PID USER PR NI VIRT RES SHR S %CPU %MEM TIME+ COMMAND
15965 postgres 20 0 12.9g 6.4g 1.4g S 11 83.4 13:59.15 postgres
15961 postgres 20 0 4285m 1.8g 1.8g D 31 23.2 9:35.03 postgres
15827 postgres 20 0 4276m 52m 51m S 0 0.7 0:00.50 postgres
15830 postgres 20 0 4278m 25m 24m S 0 0.3 0:01.27 postgres
15959 postgres 20 0 4288m 4376 4288 S 0 0.1 0:00.25 postgres
15832 postgres 20 0 4279m 1388 888 S 0 0.0 0:00.19 postgres

This is an extract from top and below is an extract of iostat:

Device: tps kB_read/s kB_wrtn/s kB_read kB_wrtn
sda 158.00 1802.00 1602.00 3604 3204
sdb 70.50 590.00 40.00 1180 80
sdc 16.00 528.00 0.00 1056 0

Please note that process 15965 is my connection process.
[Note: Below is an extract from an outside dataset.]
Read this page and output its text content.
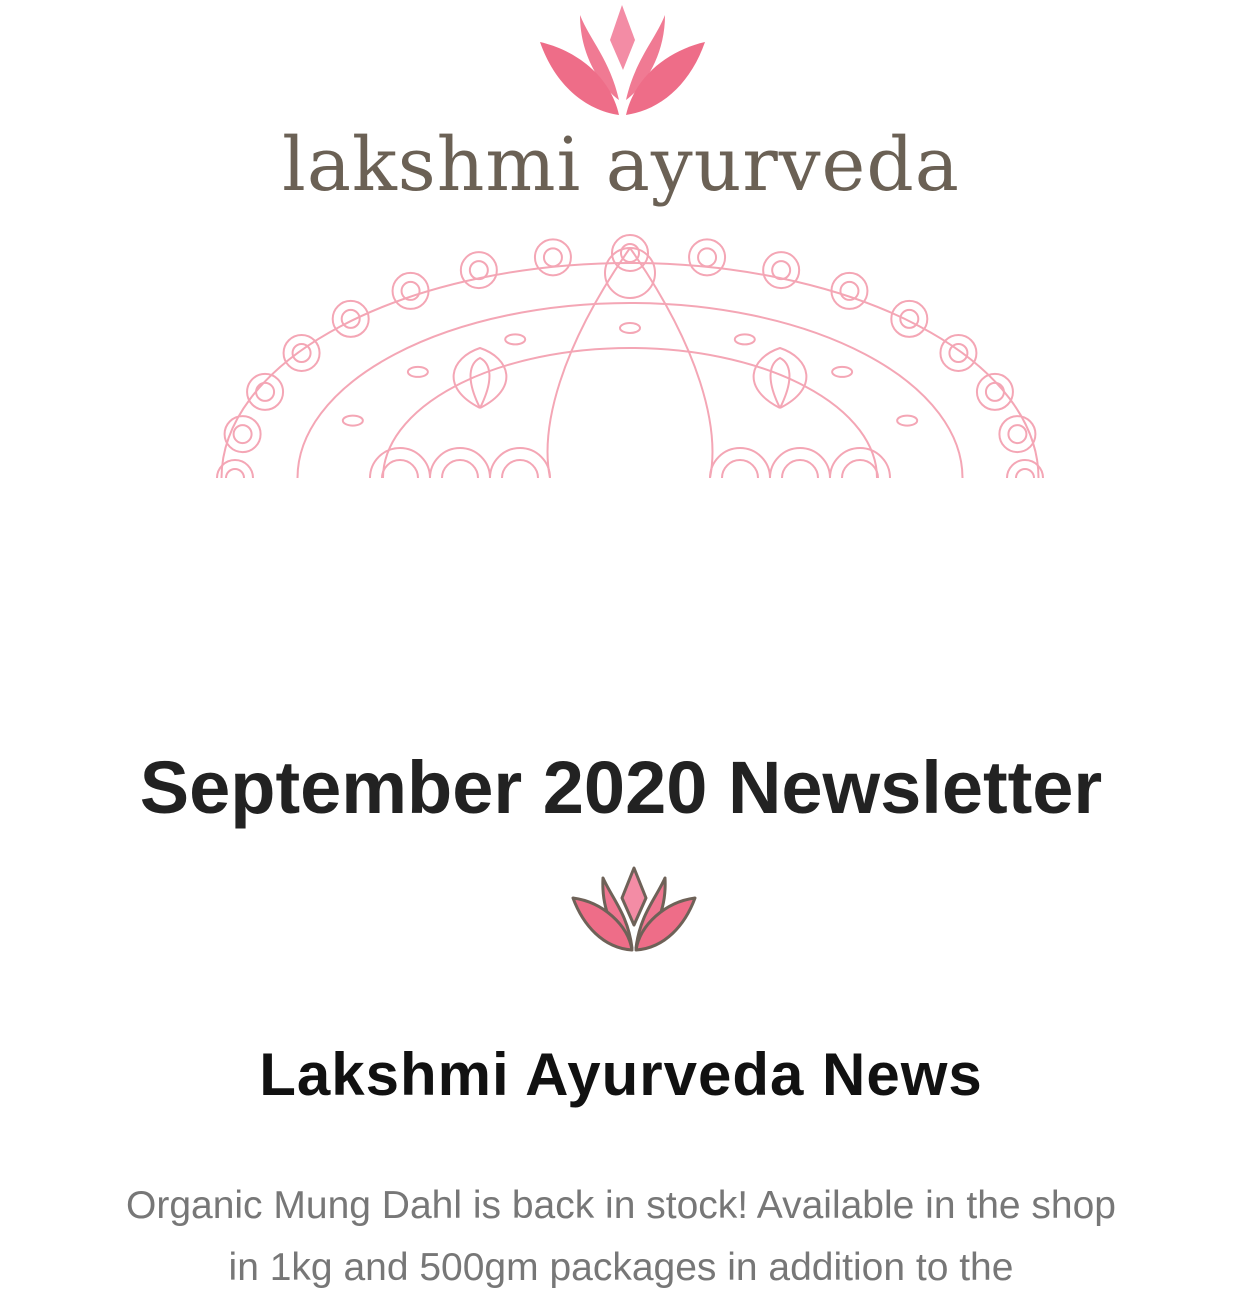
lakshmi ayurveda
September 2020 Newsletter
Lakshmi Ayurveda News
Organic Mung Dahl is back in stock! Available in the shop in 1kg and 500gm packages in addition to the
In that example we have
VIRT = 12.9G
RES = 6.4G
SHR=1.4G

And swap of course is almost exhausted. Maybe you are right but in the light of this example
can you provide any further explanation?


What have you set shared_buffers to?  My money is on you having
oversubscribed your box.

merlin

Shared_buffers = 2GB and according to this http://wiki.postgresql.org/wiki/Tuning_Your_PostgreSQL_Server
I am spot on since my machine has 8G of RAM.